Keith: I think the thing we kept running into is that we knew we wanted them to be intentionally speaking in verse at certain points. If they were also speaking in verse as the natural fabric of the movie, then it became really weird to differentiate when they were speaking in verse because they are choosing to speak in verse and when they’re choosing to speak in verse because that’s what the language of the movie is. It was an interesting experiment, and I think it helped us to figure out what doesn’t work. Ultimately, I think it wouldn’t have really worked if the movie was all in verse that way.

Jess: I do know that one of the first official emails that we sent back and forth, all of us said that we definitely didn’t want to do a movie about them being aspiring rappers or musicians, which would’ve been a very easy way to get that verse in.
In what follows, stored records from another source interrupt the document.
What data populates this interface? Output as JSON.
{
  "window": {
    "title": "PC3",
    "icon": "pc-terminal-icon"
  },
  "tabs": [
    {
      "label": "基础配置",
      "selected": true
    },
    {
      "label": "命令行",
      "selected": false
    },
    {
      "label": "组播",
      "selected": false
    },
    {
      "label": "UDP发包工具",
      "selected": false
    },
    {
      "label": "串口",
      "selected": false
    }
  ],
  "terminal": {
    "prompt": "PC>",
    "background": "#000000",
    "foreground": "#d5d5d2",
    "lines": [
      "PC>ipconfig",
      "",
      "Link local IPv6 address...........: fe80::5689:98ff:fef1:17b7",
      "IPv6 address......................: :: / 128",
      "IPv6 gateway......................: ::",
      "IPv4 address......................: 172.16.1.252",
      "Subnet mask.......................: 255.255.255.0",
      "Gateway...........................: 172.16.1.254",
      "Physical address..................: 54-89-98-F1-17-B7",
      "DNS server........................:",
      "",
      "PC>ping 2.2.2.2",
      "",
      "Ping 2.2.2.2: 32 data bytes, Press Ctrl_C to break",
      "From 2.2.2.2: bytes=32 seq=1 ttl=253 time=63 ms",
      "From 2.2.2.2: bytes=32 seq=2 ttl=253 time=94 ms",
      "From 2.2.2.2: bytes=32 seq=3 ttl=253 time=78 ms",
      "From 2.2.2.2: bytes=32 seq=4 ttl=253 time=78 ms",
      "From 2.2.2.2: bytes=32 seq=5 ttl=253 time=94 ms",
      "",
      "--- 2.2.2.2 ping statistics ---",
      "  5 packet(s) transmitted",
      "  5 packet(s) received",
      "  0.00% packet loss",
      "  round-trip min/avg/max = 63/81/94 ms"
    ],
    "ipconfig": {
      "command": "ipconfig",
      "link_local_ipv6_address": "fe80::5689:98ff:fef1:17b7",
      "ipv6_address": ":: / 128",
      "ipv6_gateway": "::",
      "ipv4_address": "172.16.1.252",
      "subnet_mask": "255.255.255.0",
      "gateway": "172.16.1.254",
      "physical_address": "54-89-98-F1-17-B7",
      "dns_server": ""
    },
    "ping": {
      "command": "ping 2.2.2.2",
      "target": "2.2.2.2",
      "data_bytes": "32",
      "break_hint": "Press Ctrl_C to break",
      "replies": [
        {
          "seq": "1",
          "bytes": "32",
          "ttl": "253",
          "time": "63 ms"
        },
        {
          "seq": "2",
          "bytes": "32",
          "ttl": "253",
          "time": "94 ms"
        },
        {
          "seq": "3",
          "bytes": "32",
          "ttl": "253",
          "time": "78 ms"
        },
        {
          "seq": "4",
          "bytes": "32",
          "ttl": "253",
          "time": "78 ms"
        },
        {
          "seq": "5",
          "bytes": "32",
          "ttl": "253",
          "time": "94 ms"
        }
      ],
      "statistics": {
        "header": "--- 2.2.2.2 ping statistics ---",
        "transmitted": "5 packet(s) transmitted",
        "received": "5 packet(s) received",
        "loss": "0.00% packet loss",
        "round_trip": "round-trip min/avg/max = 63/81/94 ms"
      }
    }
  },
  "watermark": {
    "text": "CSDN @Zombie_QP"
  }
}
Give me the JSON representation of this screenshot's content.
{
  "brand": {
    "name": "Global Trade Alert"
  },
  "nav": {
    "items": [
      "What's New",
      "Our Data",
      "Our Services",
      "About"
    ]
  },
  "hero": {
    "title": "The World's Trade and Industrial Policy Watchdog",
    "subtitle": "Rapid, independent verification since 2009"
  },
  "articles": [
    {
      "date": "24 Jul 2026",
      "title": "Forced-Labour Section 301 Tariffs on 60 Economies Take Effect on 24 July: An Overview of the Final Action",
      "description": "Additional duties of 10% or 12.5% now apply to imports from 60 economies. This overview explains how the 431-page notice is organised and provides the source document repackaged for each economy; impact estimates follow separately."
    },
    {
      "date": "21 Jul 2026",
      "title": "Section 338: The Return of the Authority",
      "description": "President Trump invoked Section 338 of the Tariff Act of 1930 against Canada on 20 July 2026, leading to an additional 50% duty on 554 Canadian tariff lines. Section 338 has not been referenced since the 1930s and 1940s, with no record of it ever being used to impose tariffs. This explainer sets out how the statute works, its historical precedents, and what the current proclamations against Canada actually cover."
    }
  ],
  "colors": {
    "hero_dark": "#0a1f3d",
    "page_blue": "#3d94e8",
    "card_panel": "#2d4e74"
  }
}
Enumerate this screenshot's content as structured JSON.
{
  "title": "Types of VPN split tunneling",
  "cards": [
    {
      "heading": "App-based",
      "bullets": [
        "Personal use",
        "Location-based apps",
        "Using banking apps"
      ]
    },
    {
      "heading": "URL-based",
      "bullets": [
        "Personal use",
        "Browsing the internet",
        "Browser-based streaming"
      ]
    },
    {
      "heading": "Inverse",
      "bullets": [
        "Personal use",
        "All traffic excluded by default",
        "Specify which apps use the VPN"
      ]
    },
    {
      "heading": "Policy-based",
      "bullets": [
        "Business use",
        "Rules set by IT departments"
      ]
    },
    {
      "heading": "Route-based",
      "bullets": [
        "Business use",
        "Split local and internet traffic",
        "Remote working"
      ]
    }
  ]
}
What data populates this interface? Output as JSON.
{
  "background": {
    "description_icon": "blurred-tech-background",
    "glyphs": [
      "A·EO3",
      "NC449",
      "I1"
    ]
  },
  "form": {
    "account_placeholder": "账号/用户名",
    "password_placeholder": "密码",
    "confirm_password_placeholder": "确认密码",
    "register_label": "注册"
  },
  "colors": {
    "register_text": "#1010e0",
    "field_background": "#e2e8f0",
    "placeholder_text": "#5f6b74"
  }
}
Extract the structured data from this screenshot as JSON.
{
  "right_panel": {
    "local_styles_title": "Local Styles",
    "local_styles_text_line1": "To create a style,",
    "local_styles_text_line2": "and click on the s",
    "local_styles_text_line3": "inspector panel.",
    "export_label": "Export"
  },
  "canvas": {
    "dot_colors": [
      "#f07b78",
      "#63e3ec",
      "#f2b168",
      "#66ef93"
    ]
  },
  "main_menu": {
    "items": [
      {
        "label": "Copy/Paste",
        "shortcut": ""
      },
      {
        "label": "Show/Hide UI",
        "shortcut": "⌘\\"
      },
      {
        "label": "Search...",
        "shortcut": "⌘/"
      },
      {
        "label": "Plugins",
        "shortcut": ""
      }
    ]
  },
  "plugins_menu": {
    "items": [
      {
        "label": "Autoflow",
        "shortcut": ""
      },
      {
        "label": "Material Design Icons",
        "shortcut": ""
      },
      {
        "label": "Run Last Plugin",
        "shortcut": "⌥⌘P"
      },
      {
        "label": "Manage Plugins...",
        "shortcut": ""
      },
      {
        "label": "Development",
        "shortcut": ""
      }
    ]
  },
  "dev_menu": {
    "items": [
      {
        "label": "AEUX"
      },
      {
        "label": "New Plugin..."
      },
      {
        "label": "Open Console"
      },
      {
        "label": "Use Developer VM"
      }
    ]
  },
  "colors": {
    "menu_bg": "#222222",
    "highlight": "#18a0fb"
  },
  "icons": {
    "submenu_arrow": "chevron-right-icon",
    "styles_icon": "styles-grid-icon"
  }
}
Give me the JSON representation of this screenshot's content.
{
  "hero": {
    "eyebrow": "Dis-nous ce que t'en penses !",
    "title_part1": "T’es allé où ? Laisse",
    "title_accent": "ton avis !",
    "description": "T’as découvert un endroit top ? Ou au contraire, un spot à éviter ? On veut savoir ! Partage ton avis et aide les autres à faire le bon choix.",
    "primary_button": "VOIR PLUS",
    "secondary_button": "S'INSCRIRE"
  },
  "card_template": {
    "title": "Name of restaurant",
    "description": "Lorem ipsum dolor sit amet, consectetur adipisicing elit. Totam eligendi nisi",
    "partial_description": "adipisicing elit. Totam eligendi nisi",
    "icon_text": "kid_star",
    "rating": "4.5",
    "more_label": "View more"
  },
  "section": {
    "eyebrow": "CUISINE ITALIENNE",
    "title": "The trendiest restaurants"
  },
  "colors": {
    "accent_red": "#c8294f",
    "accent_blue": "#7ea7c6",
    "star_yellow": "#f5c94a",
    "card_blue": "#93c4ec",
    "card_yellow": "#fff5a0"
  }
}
We all felt like it’s been done, and there was nothing new that we felt like we could add.

When you first started going to studios, Lionsgate was one of the ones that turned the project down, and you both knew you’d have to make it happen yourselves. When you get those type of responses from studios, like “Are you sure about this?”, how do you both look at that reaction?

Jess: As a challenge. It’s almost like they’re throwing us a challenge.

Keith: I see it as a challenge. I feel like the term that gets used a lot in the studio system is that a project is “execution dependent,” meaning that, oh, it needs to be done really well in order for it to have an audience. I think that’s just crazy. To a certain degree, isn’t every movie execution dependent? If you made a terrible movie, surely that has an impact on how well it does. But I think that there are certain types of movies where that’s just the way that people think about it. I do think that it’s the type of movie that we tend to get drawn to a lot, because we do like doing movies that have an inherently challenging aspect to them. But yeah, I mean, I’d much rather a studio could read the script and say it’s execution dependent than they read a script and say, “Yeah, this is bad.” Because they’re not saying it’s bad. They’re saying this is really good, and the filmmaking needs to be at the same level as what the script is in order for it to work.